Penambahan kasus Covid-19 di Indonesia mencapai rekor tertinggi 3.003 orang pada Jumat (28/8/2020), sehingga total menjadi 165.887 kasus. Rasio kasus positif juga terus meningkat, sedangkan rumah sakit mulai penuh dan tenaga kesehatan mengalami kelelahan dan terus berguguran.

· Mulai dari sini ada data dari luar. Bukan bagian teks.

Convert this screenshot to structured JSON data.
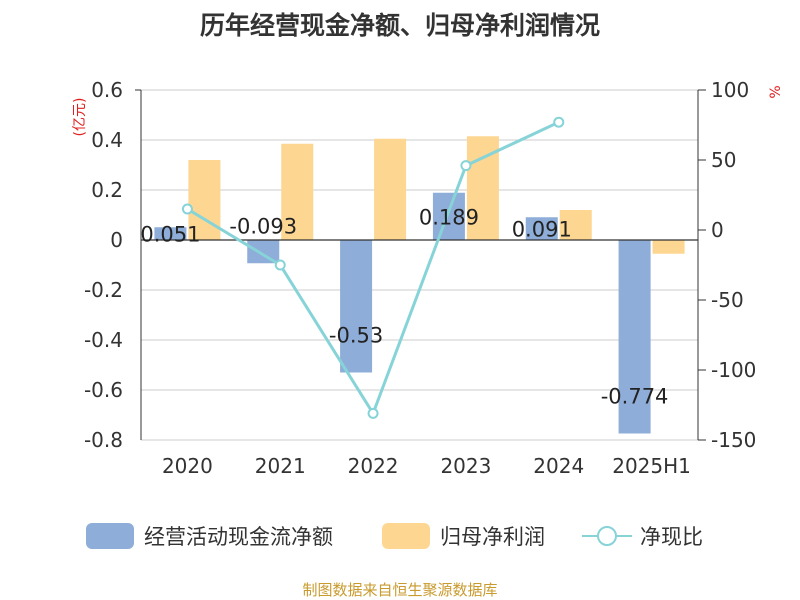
{
  "title": "历年经营现金净额、归母净利润情况",
  "source": "制图数据来自恒生聚源数据库",
  "chart_data": {
    "type": "bar",
    "categories": [
      "2020",
      "2021",
      "2022",
      "2023",
      "2024",
      "2025H1"
    ],
    "left_axis": {
      "unit_label": "(亿元)",
      "ylim": [
        -0.8,
        0.6
      ],
      "ticks": [
        "0.6",
        "0.4",
        "0.2",
        "0",
        "-0.2",
        "-0.4",
        "-0.6",
        "-0.8"
      ]
    },
    "right_axis": {
      "unit_label": "%",
      "ylim": [
        -150,
        100
      ],
      "ticks": [
        "100",
        "50",
        "0",
        "-50",
        "-100",
        "-150"
      ]
    },
    "series": [
      {
        "name": "经营活动现金流净额",
        "type": "bar",
        "axis": "left",
        "color": "#8eadd8",
        "values": [
          0.051,
          -0.093,
          -0.53,
          0.189,
          0.091,
          -0.774
        ],
        "labels": [
          "0.051",
          "-0.093",
          "-0.53",
          "0.189",
          "0.091",
          "-0.774"
        ]
      },
      {
        "name": "归母净利润",
        "type": "bar",
        "axis": "left",
        "color": "#fdd691",
        "values": [
          0.32,
          0.385,
          0.405,
          0.415,
          0.12,
          -0.055
        ]
      },
      {
        "name": "净现比",
        "type": "line",
        "axis": "right",
        "color": "#86d3d8",
        "values": [
          15,
          -25,
          -131,
          46,
          77,
          null
        ]
      }
    ],
    "grid": true,
    "legend_position": "bottom"
  }
}
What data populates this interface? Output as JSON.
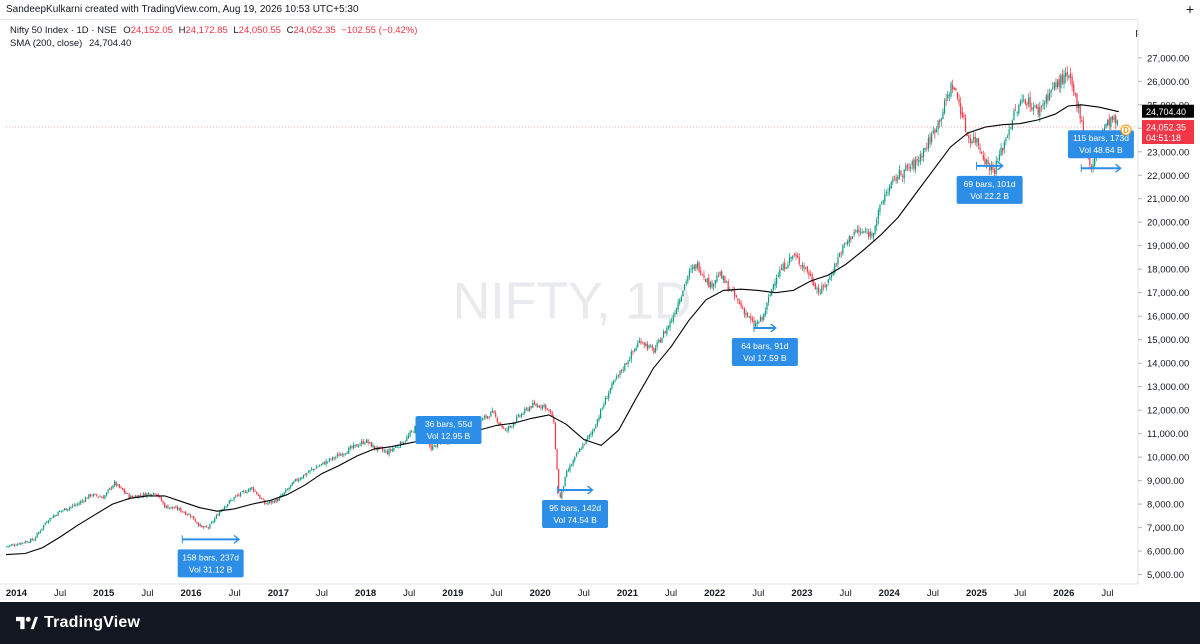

Penambahan kasus ini didapatkan dari pemeriksaan terhadap 16.649 orang. Ini berarti rasio kasus positif mencapai 18 persen, jauh lebih tinggi dibandingkan rasio positif rata-rata dari total pemeriksaan nasional sebesar 13,3 persen.
ADVERTISEMENT
SCROLL TO RESUME CONTENT
Sebagian besar penambahan kasus ini disumbangkan Jakarta dengan adanya 869 kasus baru dari 5.709 orang yang diperiksa atau 34 persen pemeriksaan nasional. Rasio kasus positif di Jakarta 15,2 persen, jauh lebih tinggi daripada rasio positif di Jakarta dalam sepekan terakhir sebesar 10,1 persen.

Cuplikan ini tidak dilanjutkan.